Any object that implements these methods works — no base class required.
LLM adapter selection (CLI)
The CLI picks the LLM based on environment variables, in priority order:
OPENROUTER_API_KEYset →OpenRouterAdapterOLLAMA_MODELset →OllamaAdapterANTHROPIC_API_KEYset →ClaudeAdapter- None set → error with instructions
Running Tests
Unit tests (no API keys needed):
pytest -v
Integration tests (require real API keys):
ANTHROPIC_API_KEY=sk-ant-... pytest -m integration -v
OPENROUTER_API_KEY=sk-or-... pytest -m integration -v
OLLAMA_MODEL=qwen2.5 pytest -m integration -v
Contributing
- Fork the repo and create a branch:
git checkout -b feat/my-feature - Write a failing test first (TDD)

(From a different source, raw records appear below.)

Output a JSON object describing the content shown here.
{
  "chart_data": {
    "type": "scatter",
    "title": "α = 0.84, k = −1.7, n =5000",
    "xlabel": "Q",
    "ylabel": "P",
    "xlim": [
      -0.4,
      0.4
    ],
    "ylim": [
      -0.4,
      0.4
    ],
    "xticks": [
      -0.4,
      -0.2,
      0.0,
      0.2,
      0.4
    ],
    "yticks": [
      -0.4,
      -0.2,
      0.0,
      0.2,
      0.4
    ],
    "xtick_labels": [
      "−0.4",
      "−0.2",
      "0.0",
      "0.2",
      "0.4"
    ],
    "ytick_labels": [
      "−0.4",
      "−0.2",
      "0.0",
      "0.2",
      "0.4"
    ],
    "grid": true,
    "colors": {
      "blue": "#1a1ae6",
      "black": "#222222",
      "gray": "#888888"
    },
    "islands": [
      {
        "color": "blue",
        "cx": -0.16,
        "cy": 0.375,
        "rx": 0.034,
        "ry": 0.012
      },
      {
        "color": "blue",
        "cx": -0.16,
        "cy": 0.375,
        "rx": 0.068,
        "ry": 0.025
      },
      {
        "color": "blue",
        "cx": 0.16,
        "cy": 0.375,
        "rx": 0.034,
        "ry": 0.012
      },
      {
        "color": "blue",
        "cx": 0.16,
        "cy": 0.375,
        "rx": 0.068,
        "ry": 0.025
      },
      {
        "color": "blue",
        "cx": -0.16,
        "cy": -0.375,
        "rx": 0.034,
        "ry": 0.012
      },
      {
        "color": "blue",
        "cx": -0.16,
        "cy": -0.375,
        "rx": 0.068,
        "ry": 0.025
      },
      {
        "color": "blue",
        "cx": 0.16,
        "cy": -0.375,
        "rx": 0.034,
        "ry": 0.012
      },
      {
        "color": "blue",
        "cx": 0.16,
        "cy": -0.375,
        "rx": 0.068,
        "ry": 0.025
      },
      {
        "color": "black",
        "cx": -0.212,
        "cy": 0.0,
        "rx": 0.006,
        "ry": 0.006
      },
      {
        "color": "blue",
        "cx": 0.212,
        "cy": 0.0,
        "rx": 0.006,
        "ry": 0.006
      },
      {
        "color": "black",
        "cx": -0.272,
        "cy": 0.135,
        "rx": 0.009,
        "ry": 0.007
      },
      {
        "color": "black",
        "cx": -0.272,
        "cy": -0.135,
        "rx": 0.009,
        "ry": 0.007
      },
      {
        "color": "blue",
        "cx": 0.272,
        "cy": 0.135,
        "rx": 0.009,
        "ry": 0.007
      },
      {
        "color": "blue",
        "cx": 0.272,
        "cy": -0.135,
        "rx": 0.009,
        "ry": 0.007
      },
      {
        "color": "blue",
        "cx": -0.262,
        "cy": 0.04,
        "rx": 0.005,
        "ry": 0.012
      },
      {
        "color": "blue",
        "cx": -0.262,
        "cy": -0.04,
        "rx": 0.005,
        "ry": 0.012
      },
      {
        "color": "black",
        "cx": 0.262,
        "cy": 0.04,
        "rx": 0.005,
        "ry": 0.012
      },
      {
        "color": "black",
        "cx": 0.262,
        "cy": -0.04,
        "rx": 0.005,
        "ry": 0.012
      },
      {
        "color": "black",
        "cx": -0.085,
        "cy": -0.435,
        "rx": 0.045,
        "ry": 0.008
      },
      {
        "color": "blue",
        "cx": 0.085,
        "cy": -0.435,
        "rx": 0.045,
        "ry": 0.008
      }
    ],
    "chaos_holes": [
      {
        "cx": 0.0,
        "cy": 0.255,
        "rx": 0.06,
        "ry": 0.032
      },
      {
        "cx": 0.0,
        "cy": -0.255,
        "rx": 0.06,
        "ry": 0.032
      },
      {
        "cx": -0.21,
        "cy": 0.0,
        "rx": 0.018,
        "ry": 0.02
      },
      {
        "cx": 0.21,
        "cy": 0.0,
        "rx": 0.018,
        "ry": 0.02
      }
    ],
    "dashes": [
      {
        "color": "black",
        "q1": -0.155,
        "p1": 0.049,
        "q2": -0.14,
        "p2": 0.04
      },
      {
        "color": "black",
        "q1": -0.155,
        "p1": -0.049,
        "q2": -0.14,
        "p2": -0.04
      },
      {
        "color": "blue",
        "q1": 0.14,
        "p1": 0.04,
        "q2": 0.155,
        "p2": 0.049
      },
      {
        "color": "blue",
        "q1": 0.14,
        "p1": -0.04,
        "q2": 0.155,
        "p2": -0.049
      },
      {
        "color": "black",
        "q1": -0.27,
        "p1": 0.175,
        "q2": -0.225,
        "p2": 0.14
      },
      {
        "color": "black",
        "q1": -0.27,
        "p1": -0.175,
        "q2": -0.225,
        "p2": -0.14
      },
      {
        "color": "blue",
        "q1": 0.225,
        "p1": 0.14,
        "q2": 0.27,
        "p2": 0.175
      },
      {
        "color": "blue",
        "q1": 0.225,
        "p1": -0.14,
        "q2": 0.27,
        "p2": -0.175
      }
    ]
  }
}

- Implement the minimal code to make it pass
- Run the full suite:
pytest -v - Commit with a descriptive message and open a PR
New LLM adapters go in src/diagram_scribe/adapters/llm/. New backend adapters go in src/diagram_scribe/adapters/backend/. Follow the existing adapter pattern and add tests in tests/.